I'm bringing all this up because this social phobic has applied for a spot in the Savannah Market Bazaar next month. And she's already sick about it.
It's been forever since I've done a show. I did a few when I was younger and on medication to control my issues. Eventually I went off the meds and on some herbal supplements and I stopped selling my jewelry except to friends and I had my jewelry in a gallery. A year and a half ago things got worse literally overnight. Things that were already difficult became impossible, things that were okay became difficult. I re-immersed myself in my art and worked another year before I quit my job. I went back on medication.

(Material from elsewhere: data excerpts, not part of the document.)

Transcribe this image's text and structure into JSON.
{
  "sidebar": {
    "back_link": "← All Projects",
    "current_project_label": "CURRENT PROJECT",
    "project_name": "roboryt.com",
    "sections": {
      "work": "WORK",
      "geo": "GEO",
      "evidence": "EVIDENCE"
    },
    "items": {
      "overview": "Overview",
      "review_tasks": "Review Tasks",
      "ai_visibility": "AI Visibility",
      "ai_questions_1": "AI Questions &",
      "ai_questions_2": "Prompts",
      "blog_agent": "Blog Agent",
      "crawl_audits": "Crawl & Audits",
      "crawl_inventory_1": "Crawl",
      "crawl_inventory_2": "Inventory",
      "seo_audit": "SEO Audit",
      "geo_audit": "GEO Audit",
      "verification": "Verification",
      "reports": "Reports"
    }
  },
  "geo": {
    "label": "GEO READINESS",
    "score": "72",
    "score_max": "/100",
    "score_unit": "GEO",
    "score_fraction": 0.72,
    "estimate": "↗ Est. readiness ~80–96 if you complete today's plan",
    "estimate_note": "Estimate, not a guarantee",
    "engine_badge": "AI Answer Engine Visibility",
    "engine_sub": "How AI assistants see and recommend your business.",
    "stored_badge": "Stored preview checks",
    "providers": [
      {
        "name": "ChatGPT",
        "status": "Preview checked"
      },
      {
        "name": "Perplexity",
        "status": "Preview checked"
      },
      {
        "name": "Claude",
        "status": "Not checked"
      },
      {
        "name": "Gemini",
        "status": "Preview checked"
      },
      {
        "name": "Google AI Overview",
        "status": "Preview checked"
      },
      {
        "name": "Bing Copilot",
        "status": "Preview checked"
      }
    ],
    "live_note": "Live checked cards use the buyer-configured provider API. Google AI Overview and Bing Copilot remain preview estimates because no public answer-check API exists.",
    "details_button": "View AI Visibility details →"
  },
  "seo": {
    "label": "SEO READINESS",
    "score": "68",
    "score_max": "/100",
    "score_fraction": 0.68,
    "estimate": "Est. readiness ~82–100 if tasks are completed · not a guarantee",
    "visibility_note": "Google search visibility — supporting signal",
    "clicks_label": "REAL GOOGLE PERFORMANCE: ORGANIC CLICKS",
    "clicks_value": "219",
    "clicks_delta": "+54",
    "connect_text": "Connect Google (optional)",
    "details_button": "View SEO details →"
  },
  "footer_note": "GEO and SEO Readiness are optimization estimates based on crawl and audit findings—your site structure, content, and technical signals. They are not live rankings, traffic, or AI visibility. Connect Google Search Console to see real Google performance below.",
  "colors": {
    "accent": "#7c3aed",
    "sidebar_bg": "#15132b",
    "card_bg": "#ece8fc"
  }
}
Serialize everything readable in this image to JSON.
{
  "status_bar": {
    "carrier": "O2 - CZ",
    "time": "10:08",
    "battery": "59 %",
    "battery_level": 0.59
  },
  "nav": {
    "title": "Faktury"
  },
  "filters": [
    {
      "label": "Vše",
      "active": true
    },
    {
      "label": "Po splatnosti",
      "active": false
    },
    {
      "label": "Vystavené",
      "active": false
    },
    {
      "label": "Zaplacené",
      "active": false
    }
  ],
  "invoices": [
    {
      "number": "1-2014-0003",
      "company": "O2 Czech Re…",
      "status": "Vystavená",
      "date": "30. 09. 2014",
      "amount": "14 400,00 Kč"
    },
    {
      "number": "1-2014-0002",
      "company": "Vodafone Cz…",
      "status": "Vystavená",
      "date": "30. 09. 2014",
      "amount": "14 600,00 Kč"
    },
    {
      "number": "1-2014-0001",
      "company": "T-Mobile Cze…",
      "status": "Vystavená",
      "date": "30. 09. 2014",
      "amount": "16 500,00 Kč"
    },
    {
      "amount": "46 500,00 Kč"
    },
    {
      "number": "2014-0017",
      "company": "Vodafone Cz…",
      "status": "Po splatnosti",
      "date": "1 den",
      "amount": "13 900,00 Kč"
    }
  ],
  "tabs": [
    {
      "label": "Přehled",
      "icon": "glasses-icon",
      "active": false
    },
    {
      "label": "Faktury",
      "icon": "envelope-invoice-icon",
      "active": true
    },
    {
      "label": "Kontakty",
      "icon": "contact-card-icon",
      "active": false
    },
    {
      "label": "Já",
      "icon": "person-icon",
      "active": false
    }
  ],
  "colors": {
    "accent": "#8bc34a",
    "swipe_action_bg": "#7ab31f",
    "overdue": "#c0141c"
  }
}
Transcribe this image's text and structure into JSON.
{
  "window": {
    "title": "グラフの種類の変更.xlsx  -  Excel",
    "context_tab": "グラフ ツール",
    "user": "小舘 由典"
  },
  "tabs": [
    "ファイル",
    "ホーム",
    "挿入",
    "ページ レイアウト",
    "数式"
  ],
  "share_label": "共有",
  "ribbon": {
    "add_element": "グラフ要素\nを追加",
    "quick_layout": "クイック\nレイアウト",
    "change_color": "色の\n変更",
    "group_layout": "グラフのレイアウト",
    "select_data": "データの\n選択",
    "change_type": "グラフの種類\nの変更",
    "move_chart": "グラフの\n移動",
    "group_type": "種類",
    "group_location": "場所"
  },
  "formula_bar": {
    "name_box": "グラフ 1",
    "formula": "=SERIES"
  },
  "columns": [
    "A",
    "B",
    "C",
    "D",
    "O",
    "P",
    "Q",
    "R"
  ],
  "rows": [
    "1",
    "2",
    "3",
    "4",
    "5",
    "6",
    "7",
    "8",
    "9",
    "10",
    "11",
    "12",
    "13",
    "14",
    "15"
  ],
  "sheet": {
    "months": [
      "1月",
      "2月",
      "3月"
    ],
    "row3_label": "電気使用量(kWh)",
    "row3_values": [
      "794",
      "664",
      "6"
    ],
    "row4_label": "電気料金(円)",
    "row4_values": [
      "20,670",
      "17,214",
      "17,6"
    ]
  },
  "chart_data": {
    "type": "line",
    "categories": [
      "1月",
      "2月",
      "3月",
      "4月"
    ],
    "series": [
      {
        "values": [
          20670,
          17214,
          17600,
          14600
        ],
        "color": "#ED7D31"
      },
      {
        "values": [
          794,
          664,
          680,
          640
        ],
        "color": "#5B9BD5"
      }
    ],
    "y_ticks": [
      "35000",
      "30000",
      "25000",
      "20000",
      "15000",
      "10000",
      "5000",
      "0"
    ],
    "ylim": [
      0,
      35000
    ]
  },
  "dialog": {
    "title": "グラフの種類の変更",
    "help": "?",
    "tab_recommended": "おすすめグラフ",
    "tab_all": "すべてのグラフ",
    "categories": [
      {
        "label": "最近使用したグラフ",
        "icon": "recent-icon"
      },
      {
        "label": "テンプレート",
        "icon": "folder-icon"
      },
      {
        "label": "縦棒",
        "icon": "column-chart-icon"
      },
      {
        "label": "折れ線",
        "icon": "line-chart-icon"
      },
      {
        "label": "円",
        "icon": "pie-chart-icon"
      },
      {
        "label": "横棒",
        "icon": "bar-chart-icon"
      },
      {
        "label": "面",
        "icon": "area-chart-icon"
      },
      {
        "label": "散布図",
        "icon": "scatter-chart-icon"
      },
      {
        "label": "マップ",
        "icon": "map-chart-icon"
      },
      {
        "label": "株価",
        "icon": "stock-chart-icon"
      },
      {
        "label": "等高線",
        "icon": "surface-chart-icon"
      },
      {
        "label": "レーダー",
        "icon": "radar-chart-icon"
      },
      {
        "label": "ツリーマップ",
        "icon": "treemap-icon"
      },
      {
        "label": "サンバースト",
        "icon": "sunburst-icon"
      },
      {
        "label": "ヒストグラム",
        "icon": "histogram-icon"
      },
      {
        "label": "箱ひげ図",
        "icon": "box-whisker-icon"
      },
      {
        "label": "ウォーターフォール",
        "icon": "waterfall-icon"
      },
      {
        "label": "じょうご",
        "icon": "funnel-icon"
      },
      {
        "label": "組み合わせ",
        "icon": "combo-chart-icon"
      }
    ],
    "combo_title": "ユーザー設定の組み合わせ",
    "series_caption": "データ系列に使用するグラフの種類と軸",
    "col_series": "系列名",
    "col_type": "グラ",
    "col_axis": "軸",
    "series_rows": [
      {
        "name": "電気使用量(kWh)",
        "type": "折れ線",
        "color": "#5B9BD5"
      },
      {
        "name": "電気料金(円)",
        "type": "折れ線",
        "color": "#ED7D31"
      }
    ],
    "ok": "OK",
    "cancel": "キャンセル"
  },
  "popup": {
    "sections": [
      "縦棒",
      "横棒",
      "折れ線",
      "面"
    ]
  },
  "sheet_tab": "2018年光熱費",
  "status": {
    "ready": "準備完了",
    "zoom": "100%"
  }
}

Etsy has been good to me and I find Internet anonymity to be a godsend. But my dwindling bank account demands further action. So it's a Bazaar. Mother mine and sister mine have both promised to go with me. Social phobics do better when they have 'safe' people around them. I have lots of inventory and a few weeks to make more. I still have my tent and table.
I need to tag what's not tagged with prices and I want to make some freebies, little thebeadedlily bookmarks. I'm already obsessing about things like what time we have to leave and food and whether I should take seats. There will be some Etsy people there from the newly formed Savannah Etsy Team. I'll have to meet them. I want to meet them, and I don't.
I should make more nose rings. Savannah is the home of SCAD-- Savannah College of Art and Design. World-renowned for art, locally renowned for folks who dress a bit out of the ordinary. I've relished each time someone asked if I was a SCAD student.
So with this hanging over my head like Madame le Guillotine I couldn't blog about anything else. And despite the fact that this is all intensely personal and has to do with beading about as much the guillotine has to do with white horses as I suspect you'll get to hear all about it again.